Seating Chart For General Jackson Showboat Instant
The air along the Natchez Trace was thick with honeysuckle and the promise of trouble. In the summer of 1887, the General Jackson showboat was a floating palace of gaslight and gin, its calliope music luring planters, gamblers, and fugitives from three states. But tonight wasn’t about the burlesque or the blackjack tables. Tonight was about the seating chart.
Judge Woolcott, now in Seat 44 (the chandelier spot), laughed too loudly. “A game of musical corpses!” he brayed. Half an hour later, the chandelier’s crystal chain snapped. It fell like a guillotine’s blade. The judge was crushed—but not before someone had carved the number “44” into his palm with a shard of glass. seating chart for general jackson showboat
And Seat 2—the captain’s own table, dead center—was for a man known only as “the Accountant.” No one knew his real name, but his specialty was settling scores with a thin wire and a smile.
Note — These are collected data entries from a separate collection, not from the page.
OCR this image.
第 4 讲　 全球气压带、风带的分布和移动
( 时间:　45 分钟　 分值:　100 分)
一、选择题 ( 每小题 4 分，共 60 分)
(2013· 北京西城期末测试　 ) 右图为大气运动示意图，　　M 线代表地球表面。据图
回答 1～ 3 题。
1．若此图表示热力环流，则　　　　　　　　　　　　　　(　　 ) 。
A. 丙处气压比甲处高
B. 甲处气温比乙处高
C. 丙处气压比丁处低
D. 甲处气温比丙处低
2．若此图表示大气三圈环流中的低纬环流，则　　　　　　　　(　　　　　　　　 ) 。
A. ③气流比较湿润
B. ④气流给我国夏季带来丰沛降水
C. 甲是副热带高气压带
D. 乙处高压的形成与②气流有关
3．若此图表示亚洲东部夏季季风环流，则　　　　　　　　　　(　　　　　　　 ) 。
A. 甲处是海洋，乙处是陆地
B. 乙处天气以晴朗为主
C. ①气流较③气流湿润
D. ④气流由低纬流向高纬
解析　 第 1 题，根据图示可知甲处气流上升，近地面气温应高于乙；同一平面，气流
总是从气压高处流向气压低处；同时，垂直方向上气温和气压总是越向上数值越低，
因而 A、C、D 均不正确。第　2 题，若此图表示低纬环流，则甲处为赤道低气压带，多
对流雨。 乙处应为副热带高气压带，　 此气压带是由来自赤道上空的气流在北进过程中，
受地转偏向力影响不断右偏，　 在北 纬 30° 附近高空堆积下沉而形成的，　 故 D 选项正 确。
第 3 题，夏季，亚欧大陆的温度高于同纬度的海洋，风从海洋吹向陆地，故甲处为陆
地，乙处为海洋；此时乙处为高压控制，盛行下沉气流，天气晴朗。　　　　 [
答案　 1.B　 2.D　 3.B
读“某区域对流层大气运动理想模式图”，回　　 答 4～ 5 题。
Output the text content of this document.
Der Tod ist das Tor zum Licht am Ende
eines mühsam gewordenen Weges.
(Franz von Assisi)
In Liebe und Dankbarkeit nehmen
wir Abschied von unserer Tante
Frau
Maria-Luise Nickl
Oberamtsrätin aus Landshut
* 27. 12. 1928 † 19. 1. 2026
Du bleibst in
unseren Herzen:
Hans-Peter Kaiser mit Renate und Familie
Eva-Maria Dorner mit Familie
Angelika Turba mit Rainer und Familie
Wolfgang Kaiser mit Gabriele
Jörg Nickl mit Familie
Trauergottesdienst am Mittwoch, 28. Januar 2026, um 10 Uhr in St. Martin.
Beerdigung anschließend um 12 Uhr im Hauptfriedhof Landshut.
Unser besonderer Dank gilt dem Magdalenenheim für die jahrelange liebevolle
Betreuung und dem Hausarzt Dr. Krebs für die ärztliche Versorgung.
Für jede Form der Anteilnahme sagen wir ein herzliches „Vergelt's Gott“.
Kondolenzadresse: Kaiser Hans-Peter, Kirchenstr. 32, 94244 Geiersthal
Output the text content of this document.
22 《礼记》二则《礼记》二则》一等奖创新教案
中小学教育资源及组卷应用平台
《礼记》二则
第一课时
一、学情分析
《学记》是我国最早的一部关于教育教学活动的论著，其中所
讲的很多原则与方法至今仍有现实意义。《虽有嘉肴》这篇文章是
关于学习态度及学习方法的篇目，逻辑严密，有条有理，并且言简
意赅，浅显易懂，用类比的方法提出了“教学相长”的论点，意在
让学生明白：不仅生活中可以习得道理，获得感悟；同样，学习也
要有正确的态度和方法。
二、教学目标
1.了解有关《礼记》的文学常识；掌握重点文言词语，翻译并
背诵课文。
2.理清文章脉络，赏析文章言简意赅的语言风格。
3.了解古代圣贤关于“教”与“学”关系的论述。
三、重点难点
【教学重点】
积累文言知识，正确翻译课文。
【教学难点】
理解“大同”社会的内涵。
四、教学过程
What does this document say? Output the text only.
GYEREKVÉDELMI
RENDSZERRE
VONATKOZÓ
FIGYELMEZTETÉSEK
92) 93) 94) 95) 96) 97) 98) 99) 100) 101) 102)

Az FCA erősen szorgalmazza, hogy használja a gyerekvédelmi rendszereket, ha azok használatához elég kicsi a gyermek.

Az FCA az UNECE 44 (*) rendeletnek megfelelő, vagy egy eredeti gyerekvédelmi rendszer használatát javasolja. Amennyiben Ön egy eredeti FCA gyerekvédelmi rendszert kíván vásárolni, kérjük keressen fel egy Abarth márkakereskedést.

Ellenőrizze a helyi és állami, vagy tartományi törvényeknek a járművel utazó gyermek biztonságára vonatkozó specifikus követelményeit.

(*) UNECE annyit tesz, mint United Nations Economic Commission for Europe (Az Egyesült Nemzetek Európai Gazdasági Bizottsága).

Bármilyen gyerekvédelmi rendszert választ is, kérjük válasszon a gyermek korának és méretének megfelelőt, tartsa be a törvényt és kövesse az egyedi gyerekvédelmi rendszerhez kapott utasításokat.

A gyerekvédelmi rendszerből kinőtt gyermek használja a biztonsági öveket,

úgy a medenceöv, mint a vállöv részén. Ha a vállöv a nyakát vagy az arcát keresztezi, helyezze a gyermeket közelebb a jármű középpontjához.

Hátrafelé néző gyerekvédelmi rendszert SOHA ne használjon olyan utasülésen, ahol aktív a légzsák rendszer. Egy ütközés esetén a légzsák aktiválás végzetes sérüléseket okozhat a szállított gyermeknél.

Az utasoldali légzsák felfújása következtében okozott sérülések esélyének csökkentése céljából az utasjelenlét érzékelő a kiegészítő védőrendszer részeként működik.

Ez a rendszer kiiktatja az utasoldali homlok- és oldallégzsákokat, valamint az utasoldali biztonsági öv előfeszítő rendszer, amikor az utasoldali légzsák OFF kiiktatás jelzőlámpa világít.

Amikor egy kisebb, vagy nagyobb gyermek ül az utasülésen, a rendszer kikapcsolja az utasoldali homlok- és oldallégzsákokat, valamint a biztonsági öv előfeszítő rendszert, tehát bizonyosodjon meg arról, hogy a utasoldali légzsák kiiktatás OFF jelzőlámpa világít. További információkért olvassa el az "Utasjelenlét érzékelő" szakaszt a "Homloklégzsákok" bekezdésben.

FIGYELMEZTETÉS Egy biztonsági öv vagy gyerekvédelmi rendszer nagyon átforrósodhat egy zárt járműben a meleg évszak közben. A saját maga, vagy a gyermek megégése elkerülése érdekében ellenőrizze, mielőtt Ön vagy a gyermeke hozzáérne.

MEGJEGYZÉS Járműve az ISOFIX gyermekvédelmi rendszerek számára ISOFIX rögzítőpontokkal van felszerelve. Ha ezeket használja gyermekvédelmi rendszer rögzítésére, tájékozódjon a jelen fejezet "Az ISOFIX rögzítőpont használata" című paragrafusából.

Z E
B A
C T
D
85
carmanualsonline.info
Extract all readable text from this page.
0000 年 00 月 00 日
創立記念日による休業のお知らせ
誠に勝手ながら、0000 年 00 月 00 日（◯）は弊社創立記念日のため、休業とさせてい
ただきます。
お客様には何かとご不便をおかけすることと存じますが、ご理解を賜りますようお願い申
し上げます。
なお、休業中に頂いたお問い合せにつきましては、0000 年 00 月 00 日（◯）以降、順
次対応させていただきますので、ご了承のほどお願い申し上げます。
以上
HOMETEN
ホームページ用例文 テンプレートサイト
The air along the Natchez Trace was thick
The room went silent as a grave. Bo LaGrange had sold the seats as “premium assignments” to wealthy guests, but he’d also sold their names to a network of assassins. The Accountant was merely the final bidder—a man who paid in gold and collected in souls. But there was one seat left on the chart: Seat 1. It had been empty all along, drawn as a tiny skull. Tonight was about the seating chart
And the seating chart, as the river rats whispered, was a death warrant.
“Who sits there?” whispered a gambler.